Constructs a coniclifts maximization Problem which is feasible if f can be certified as nonnegative over X, by using an appropriate X-SAGE modulating function.

Parameters
  • f (Signomial) – We want to test if f is nonnegative over X.

  • level (int) – Controls the complexity of the X-SAGE modulating function. Must be a positive integer.

  • X (dict) – If X is None, then we test nonnegativity of f over \(R^{\texttt{f.n}}\). If X is a dict, then it must contain three fields: 'AbK', 'gts', and 'eqs'. For almost all applications, the appropriate dict X can be generated for you by calling conditional_sage_data(...).

Returns

prob

Return type

sageopt.coniclifts.Problem

Notes

This function provides an alternative to moving up the SAGE hierarchy, for the goal of certifying nonnegativity of a signomial f over some convex set X. In general, the approach is to introduce a signomial

mult = Signomial(alpha_hat, c_tilde)

where the rows of alpha_hat are all level-wise sums of rows from f.alpha, and c_tilde is a coniclifts Variable defining a nonzero X-SAGE function. Then we check if f_mod = f * mult is X-SAGE for any choice of c_tilde.

helper functions

sageopt.relaxations.sage_sigs.conditional_sage_data(f, gts, eqs)

Identify a subset of the constraints in gts and eqs which can be incorporated into conditional SAGE relaxations. Generate conic data that relaxation-constructors will need in downstream applications.

Parameters
  • f (Signomial) – The objective in a desired optimization problem. This parameter is only used to determine the dimension of the set defined by constraints in gts and eqs.

  • gts (list of Signomials) – For every g in gts, there is a desired constraint that variables x satisfy g(x) >= 0.

  • eqs (list of Signomial) – For every g in eqs, there is a desired constraint that variables x satisfy g(x) == 0.

Returns

XX is keyed by three strings: 'AbK', 'gts', and 'eqs'.

X['gts'] is a list of Signomials so that every g in X['gts'] has an efficient convex representation of {x : g(x) >= 0}. The intersection of all of these sets is contained within {x : g(x) >= 0 for all g in gts}. X['eqs'] is defined similarly, but for equality constraints instead of inequality constraints. X['AbK'] is a conic representation of the feasible set cut out by X['gts'] and X['eqs']. The conic representation is a triple X['AbK'] = (A, b, K), where A is a SciPy sparse matrix, b is a numpy 1d array, and K is a list of coniclifts Cone objects. The number of columns for A in X['AbK'] will always be at least f.n. If the number of columns is greater than f.n, then the first f.n columns of A correspond to the variables over which f is defined. Any remaining columns are auxiliary variables needed to represent X in coniclifts primitives.

Return type

dict

Notes

This function essentially defines the requirements for X which may be passed to conditional SAGE relaxations defined in this python module.
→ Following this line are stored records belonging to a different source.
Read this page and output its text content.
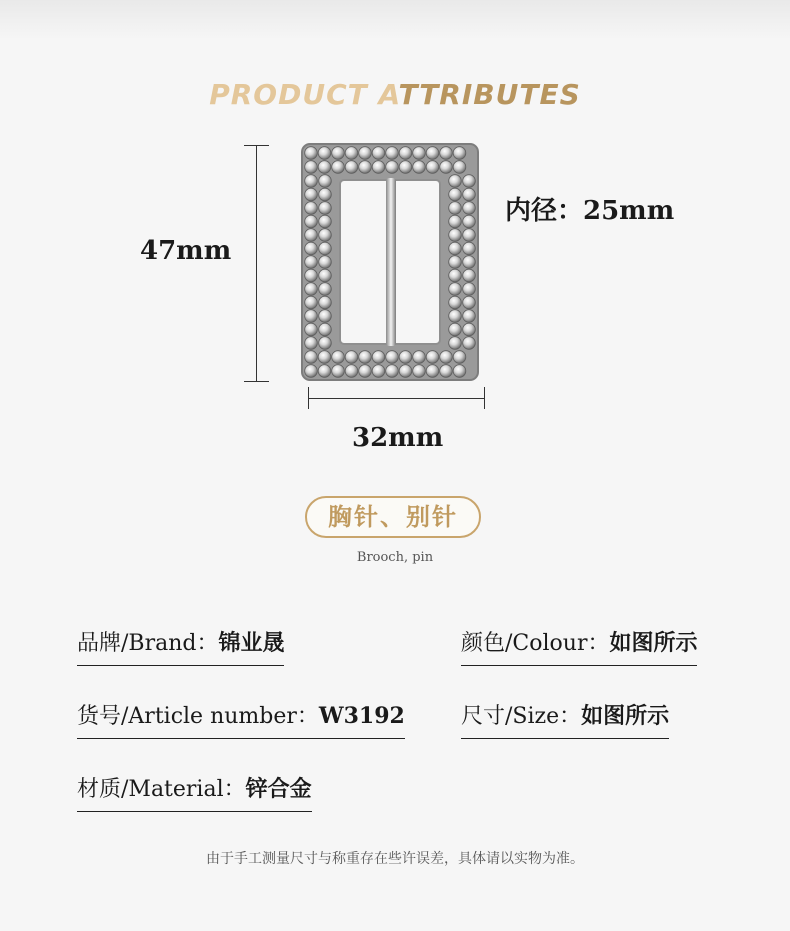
PRODUCT ATTRIBUTES
47mm
32mm
内径：25mm
胸针、别针
Brooch, pin
品牌/Brand：锦业晟	颜色/Colour：如图所示
货号/Article number：W3192	尺寸/Size：如图所示
材质/Material：锌合金
由于手工测量尺寸与称重存在些许误差，具体请以实物为准。
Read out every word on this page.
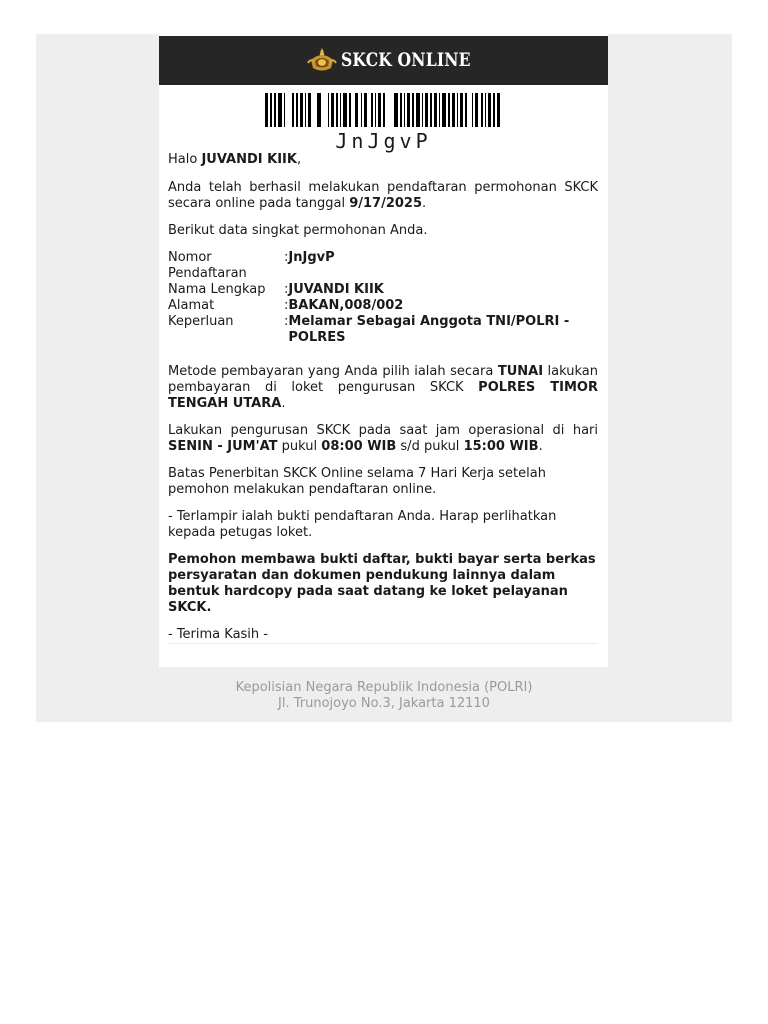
SKCK ONLINE
JnJgvP

Halo JUVANDI KIIK,

Anda telah berhasil melakukan pendaftaran permohonan SKCK secara online pada tanggal 9/17/2025.

Berikut data singkat permohonan Anda.

Nomor Pendaftaran	:	JnJgvP
Nama Lengkap	:	JUVANDI KIIK
Alamat	:	BAKAN,008/002
Keperluan	:	Melamar Sebagai Anggota TNI/POLRI - POLRES

Metode pembayaran yang Anda pilih ialah secara TUNAI lakukan pembayaran di loket pengurusan SKCK POLRES TIMOR TENGAH UTARA.

Lakukan pengurusan SKCK pada saat jam operasional di hari SENIN - JUM'AT pukul 08:00 WIB s/d pukul 15:00 WIB.

Batas Penerbitan SKCK Online selama 7 Hari Kerja setelah pemohon melakukan pendaftaran online.

- Terlampir ialah bukti pendaftaran Anda. Harap perlihatkan kepada petugas loket.

Pemohon membawa bukti daftar, bukti bayar serta berkas persyaratan dan dokumen pendukung lainnya dalam bentuk hardcopy pada saat datang ke loket pelayanan SKCK.

- Terima Kasih -

Kepolisian Negara Republik Indonesia (POLRI)
Jl. Trunojoyo No.3, Jakarta 12110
If a user wants to define their own X without calling this function, that is doable. A possible use-case here is when X has a simple convex description, but not a simple description in terms of signomial inequality and equality constraints.

Suppose for example that we want X to represent the ell-2 unit ball in R^{f.n}. This can be accomplished as follows

import sageopt.coniclifts as cl
import numpy as np
x = cl.Variable(shape=(f.n,), name='x')
constraints = [1 >= cl.vector2norm(x)]
A, b, K, _, _ = cl.compile_constrained_system(constraints)
cl.clear_variable_indices()
my_gts = [lambda dummy_x: 1 - np.linalg.norm(dummy_x, ord=2)]
my_eqs = []
X = {'AbK': (A, b, K), 'gts': my_gts, 'eqs': my_eqs}

The message of this example is that X['gts'] and X['eqs'] don’t actually need to be lists of Signomials. They just need to be callable functions which define membership in X['AbK]. To really hit this home, functions in X['gts'] don’t even need to be continuous! For example, if you wanted to test membership in the ell-2 ball without allowing even the smallest constraint violation, you could use the function

my_gts = [lambda dummy_x: 1 if 1 >= np.linalg.norm(dummy_x, ord=2) else -np.inf]

and every important feature of sageopt’s signomial relaxations would work as expected.